Price increase nominations unlikey to succeed

In the meantime, price increases of as much as $0.07/lb are nominated for November contracts, according to the PlasticsExchange. Producers hope to build on their successful October rollover and capitalize on tighter supply/demand dynamics. The PlasticsExchange holds the belief that it is still too early for an increase, and November or December implementations are rare. However, the Chicago-based resin clearinghouse adds that it sees an emerging need for domestic restocking and feels that the market could be ripe come January.

Per American Chemistry Council (ACC) preliminary results, PE producers maintained production discipline in October and were able to further reduce their collective inventory levels by more than 100 million pounds. The drawdowns were limited to high-density (HD) PE and LDPE, though Shell’s new production is now underway, contributing to a build in LLDPE. Nonetheless, the net PE drawdown extended to a third consecutive month, totaling a decline of more than 800 million pounds to the lowest level since December 2021. It is notable that exports helped clear the inventory overhang, while domestic processors continued their lax buying, opting to draw down their own inventories instead, reports the PlasticsExchange.

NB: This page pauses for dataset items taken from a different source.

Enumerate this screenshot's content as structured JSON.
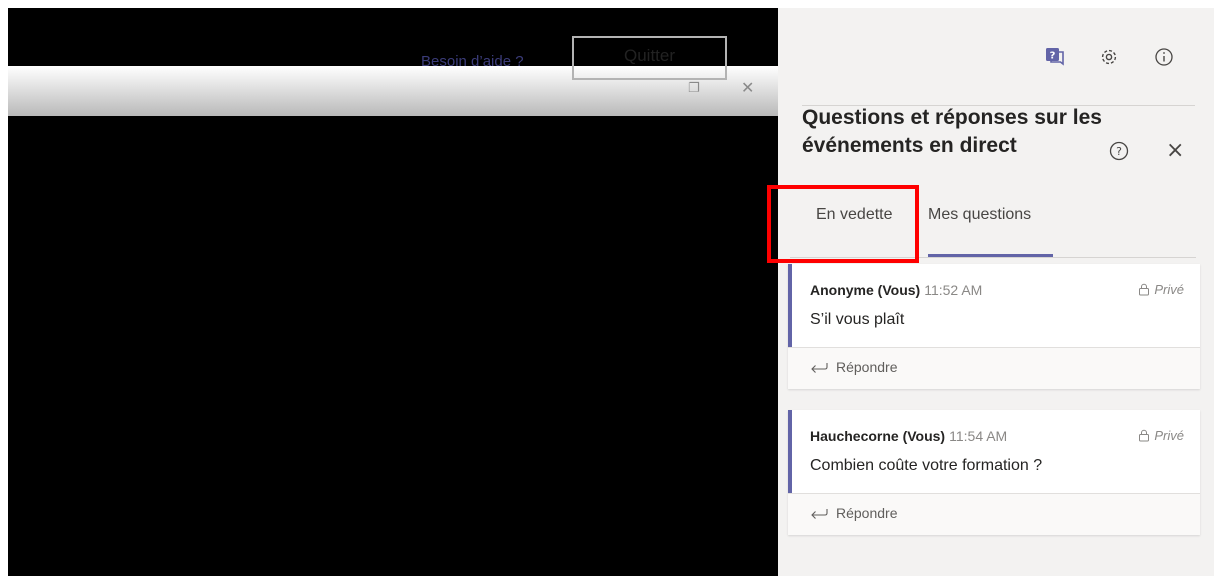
{
  "video": {
    "help_link": "Besoin d’aide ?",
    "quit_label": "Quitter"
  },
  "panel": {
    "title": "Questions et réponses sur les événements en direct",
    "tabs": [
      {
        "label": "En vedette",
        "active": false
      },
      {
        "label": "Mes questions",
        "active": true
      }
    ],
    "questions": [
      {
        "author": "Anonyme (Vous)",
        "time": "11:52 AM",
        "visibility": "Privé",
        "text": "S’il vous plaît",
        "reply_label": "Répondre"
      },
      {
        "author": "Hauchecorne (Vous)",
        "time": "11:54 AM",
        "visibility": "Privé",
        "text": "Combien coûte votre formation ?",
        "reply_label": "Répondre"
      }
    ]
  },
  "colors": {
    "accent": "#6264a7",
    "highlight": "#ff0000",
    "panel_bg": "#f3f2f1"
  }
}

In the past three months, PE exports averaged more than 1.85 billion lbs/month, which was about 250 million lbs/month more than the trailing 12-month average. In the past three months, domestic PE sales averaged 2.7 billion lbs/month, which was about 150 million lbs/month less than the trailing 12-month average.

By contrast, PP netted a surprising build of 14 million pounds in October, its fourth straight monthly increase, which together totaled 315 million more pounds, reaching a new record above 1.95 billion pounds. However, PP producers were disciplined with production, holding it to less than 75% of capacity for the second consecutive month, while increasing exports to nearly 60 million pounds in October, the highest level since July 2020.

Did resin buyers wait too long to restock?

The issue was domestic sales, as US buyers procured an average of just 1.275 billion lbs/month in the September/October period, which was 132 million lbs/month less than the trailing 12-month average. While resin throughput is anecdotally weak, it seems that PP processors have also been drawing down their resin and finished goods inventories, writes the PlasticsExchange. Based on the recently developing scramble to buy more material, it appears that some buyers have waited a little too long to begin rebuilding.

After PP’s strong November start, the market began last week slowly but it improved as the week wore on, ending on a note of momentum, according to the PlasticsExchange. Prices were mostly flat for a fourth week in a row, but the firmness is shifting to slight bullishness, aided by a hint of improving inflation and slight upward pressure from recent polymer-grade propylene (PGP) gains. Buyers were still hesitant to meet sellers’ full asking prices, but the PlasticsExchange says its trading desk has started to field more resin requests than seller offers, as market sentiment turns friendlier. Suppliers of fresh Prime PP railcars sometimes priced the resin on a monomer plus basis, but with PGP pointing higher for November, it was difficult for spot buyers to commit without a firm price.

Availability was similar to last week: There was ample supply of most homo-polymer (Ho) PP grades but CoPP has become outright difficult to source in the spot market, as production has been cut. Capacity remains for buyers to increase their contract forecasts.